Quest’anno ricorre il seicentesimo anniversario della nascita di san Nicolao della Flüe, santo patrono della Svizzera. Un uomo che decide di abbandonare tutto per ritirarsi a vita eremitica, per stare tutto il tempo solo con Gesù, digiunando completamente (si nutriva soltanto accostandosi all’Eucaristia). Ma questa forma di vita non coincide affatto con un “tirarsi fuori” dal mondo. Anzi, Nicolao diventa un punto di riferimento e di confronto per tutti: poveri contadini, ricchi signori, politici e prelati. Viene in mente quella frase di don Giussani: la prima attività è una passività, altro che “Forza compagni, / rovesciamo tutto / e costruiamo / un mondo meno brutto”.

Una gita

Anche il giocone è ispirato a San Nicolao e all’assemblea c’è chi interviene dicendo: «Io sono sempre stato negato a giocare, giravo alla larga il più possibile dai campi da calcio. Ma ieri guardavo stupito i miei figli, imbranati come il padre, giocare senza riserve. E mi sono chiesto: ma che razza di amicizia c’è qui per attirarli così e farli giocare senza vergogna?». E allora capisci che anche il gioco nelle nostre vacanze non è per riempire il tempo; serve per crescere: piccoli e grandi.

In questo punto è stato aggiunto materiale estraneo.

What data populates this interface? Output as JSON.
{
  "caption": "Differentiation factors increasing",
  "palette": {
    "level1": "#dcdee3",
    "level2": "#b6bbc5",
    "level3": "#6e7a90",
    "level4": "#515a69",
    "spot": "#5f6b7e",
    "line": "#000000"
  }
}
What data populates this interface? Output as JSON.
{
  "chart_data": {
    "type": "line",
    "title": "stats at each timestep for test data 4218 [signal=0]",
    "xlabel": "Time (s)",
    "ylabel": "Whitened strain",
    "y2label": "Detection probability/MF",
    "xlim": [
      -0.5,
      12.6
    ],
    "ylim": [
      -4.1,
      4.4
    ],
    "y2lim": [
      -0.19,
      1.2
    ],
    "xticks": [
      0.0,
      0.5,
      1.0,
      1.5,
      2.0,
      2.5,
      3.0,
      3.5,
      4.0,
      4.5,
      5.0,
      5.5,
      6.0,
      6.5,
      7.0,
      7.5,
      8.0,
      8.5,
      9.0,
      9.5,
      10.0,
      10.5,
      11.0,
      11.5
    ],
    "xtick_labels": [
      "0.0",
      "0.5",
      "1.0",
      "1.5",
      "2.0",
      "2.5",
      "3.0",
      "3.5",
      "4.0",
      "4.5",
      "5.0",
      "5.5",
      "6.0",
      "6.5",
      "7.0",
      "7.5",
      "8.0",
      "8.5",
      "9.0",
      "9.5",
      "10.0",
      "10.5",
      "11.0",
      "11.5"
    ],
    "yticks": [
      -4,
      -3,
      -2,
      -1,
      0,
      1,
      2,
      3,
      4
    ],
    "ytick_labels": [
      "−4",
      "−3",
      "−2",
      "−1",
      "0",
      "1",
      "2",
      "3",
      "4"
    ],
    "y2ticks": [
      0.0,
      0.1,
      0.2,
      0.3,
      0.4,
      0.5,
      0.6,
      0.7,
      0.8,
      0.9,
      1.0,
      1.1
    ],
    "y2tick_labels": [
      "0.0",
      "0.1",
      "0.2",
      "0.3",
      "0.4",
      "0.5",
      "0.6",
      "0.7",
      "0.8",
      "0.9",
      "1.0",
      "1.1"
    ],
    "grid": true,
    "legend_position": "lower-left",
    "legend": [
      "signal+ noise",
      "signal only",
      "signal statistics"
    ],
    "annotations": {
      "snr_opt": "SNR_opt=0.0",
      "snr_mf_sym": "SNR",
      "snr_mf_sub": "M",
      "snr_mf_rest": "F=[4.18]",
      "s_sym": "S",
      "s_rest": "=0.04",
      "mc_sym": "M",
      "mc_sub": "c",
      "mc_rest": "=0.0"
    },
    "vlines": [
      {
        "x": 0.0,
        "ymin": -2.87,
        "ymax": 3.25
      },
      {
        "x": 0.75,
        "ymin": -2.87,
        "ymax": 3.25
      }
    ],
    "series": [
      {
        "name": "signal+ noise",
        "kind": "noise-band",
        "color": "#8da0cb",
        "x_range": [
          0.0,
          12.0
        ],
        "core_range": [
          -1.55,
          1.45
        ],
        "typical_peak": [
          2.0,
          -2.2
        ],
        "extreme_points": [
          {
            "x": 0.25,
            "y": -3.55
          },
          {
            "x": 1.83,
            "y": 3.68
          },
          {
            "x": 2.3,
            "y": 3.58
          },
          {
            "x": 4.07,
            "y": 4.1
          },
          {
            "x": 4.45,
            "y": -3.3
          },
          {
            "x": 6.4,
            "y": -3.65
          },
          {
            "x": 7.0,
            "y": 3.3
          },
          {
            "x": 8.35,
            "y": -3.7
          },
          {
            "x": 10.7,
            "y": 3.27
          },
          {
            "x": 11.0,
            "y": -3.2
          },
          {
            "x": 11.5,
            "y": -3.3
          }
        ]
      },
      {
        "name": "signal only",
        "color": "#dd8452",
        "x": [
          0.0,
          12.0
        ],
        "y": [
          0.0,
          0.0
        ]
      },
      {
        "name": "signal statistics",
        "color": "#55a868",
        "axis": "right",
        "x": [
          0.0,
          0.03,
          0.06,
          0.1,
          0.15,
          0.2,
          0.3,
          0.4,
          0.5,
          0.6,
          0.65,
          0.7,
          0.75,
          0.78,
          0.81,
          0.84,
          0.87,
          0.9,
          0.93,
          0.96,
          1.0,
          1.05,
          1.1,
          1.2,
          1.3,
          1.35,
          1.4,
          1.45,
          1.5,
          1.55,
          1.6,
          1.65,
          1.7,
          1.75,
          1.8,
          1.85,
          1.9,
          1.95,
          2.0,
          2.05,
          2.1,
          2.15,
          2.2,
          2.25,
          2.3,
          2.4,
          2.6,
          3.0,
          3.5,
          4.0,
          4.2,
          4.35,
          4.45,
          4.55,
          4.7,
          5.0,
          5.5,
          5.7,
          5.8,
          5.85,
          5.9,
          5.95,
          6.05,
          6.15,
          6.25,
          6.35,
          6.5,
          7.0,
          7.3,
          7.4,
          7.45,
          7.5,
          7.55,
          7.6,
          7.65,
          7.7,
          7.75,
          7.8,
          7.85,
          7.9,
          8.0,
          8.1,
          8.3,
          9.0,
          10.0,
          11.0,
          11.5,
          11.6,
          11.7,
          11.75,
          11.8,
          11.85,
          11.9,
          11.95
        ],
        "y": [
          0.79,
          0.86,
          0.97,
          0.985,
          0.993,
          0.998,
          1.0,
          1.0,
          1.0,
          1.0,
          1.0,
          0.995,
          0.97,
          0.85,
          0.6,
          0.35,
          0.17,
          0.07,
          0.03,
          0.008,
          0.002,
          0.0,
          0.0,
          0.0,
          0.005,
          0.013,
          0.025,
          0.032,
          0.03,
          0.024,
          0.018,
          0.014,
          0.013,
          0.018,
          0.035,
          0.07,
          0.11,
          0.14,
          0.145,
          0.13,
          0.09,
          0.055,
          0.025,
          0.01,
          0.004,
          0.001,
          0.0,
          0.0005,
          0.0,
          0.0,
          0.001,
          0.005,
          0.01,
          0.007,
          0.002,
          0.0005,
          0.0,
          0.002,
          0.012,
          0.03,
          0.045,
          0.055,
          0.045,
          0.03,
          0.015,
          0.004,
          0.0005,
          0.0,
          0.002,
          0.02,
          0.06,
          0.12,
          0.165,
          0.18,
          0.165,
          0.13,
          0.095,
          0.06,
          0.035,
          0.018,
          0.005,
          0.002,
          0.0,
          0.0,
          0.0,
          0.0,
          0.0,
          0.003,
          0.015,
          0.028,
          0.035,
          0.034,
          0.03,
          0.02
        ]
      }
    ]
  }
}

Alla fine di questa settimana così intensa mi chiedo: come avremmo potuto intercettare tutta questa ricchezza se la salvezza non ci interessasse più? Certo, se gioco tutte le mie carte - interrogativi, difficoltà, desideri -, e poi guardo, guardo, come Lui mi risponde.
Scendendo lungo i tornanti mi riviene in mente l'invito che Dio fa all’uomo ne Il Mistero dei Santi Innocenti di Péguy, citato all’inizio della vacanza: «Siate dunque infine, siate come un uomo / che sta in una nave sul fiume / E che non rema sempre / E che a volte si lascia andare sul filo dell’acqua».